GWAS identifies associations between genotypes and phenotypes by testing hundreds of thousands of genetic variations in individuals with ancestral similarities but phenotypic differences. With the advancement of technologies such as next-generation sequencing (NGS), a large number of single-nucleotide polymorphism (SNP) markers have been identified, leading to a significant increase in marker density [21]. In recent years, the application of GWAS in cassava research has gradually increased, and genes related to important traits such as yield, disease resistance, and starch content in cassava have been identified [22]. This study represents a pioneering effort to use GWAS to identify candidate genes related to storage root protein content. In this study, high-quality SNP sites were used to lay the foundation for comprehensive genome-wide association studies for further research. Based on previous studies, to reduce the impact of environmental factors on protein content measurement, this study adopted a method of measuring at the same location for three consecutive years and combined statistical analysis to ensure the reliability of phenotypic data for subsequent association analysis. High-density SNPs were obtained by resequencing the whole genome at an average depth of 20×. Finally, after quality control and filtering, 8,171,448 high-quality SNP sites were obtained.

In this study, candidate genes were delineated by functionally annotating SNPs significantly associated with storage root protein content. Across GWAS runs for each yearly dataset and for the three-year mean, 21 loci exceeded the significance threshold; among these, SNP_6831776 on chromosome 15 and SNP_7090537 on chromosome 16 each explained 35% of the phenotypic variance, representing the largest genetic effects detected. Haplotype analyses of these loci further demonstrated that heterozygous mutant genotypes are strongly linked to elevated protein levels, indicating pronounced heterozygous advantage. These allelic configurations are therefore likely to play pivotal roles in protein synthesis or accumulation, potentially reflecting functional divergence during protein biosynthesis or intracellular trafficking.

GWAS association analysis identified 82 candidate genes. The screening of these candidate genes was based on SNPs associated with the protein content trait.
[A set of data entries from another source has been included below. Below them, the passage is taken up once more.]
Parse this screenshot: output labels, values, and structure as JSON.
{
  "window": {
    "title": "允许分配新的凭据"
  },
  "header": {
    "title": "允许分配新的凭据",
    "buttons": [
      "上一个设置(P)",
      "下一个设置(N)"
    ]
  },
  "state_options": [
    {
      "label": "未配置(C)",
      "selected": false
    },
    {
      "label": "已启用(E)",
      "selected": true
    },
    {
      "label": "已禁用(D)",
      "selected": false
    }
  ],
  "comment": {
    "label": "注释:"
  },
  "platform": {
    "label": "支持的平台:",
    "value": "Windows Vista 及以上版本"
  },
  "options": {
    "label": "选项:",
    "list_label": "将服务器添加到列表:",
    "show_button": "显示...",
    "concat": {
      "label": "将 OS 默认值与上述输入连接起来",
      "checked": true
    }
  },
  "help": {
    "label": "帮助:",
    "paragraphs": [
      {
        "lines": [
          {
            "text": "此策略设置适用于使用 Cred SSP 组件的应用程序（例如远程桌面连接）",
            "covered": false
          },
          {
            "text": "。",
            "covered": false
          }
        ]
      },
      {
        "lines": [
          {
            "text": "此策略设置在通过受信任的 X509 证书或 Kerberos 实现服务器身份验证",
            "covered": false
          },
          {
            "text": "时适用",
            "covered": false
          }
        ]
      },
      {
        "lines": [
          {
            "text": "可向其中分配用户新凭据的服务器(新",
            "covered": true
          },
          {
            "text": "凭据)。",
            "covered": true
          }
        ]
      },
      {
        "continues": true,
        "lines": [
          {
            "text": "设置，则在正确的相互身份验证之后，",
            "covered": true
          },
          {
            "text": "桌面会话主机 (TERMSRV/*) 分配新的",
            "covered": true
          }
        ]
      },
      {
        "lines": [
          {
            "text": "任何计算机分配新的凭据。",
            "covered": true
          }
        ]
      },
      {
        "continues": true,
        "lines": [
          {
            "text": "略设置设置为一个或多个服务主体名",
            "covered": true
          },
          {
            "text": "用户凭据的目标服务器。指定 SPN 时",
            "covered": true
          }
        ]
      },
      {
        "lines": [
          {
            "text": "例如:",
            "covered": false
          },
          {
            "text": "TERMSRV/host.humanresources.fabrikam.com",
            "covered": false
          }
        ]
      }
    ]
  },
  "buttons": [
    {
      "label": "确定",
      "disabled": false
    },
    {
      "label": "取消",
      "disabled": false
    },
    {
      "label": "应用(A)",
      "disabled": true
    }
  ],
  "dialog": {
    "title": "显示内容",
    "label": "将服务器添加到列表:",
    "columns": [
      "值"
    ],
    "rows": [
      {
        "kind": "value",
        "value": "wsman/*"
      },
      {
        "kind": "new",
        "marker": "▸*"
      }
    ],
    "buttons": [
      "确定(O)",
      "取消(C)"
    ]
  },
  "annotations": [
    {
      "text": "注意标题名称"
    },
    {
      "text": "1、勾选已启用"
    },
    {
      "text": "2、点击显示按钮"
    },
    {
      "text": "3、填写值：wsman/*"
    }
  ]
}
Further functional annotation analysis indicated that these genes may be involved in key biological processes such as amino acid metabolism, carbohydrate metabolism, and energy metabolism, which are highly consistent with the biological demands of high-protein synthesis in storage roots. Of particular interest is the heat shock protein 40 family member Manes.04G101600 (DnaJ 8), which has been proven to be involved in protein homeostasis maintenance in animals and microorganisms.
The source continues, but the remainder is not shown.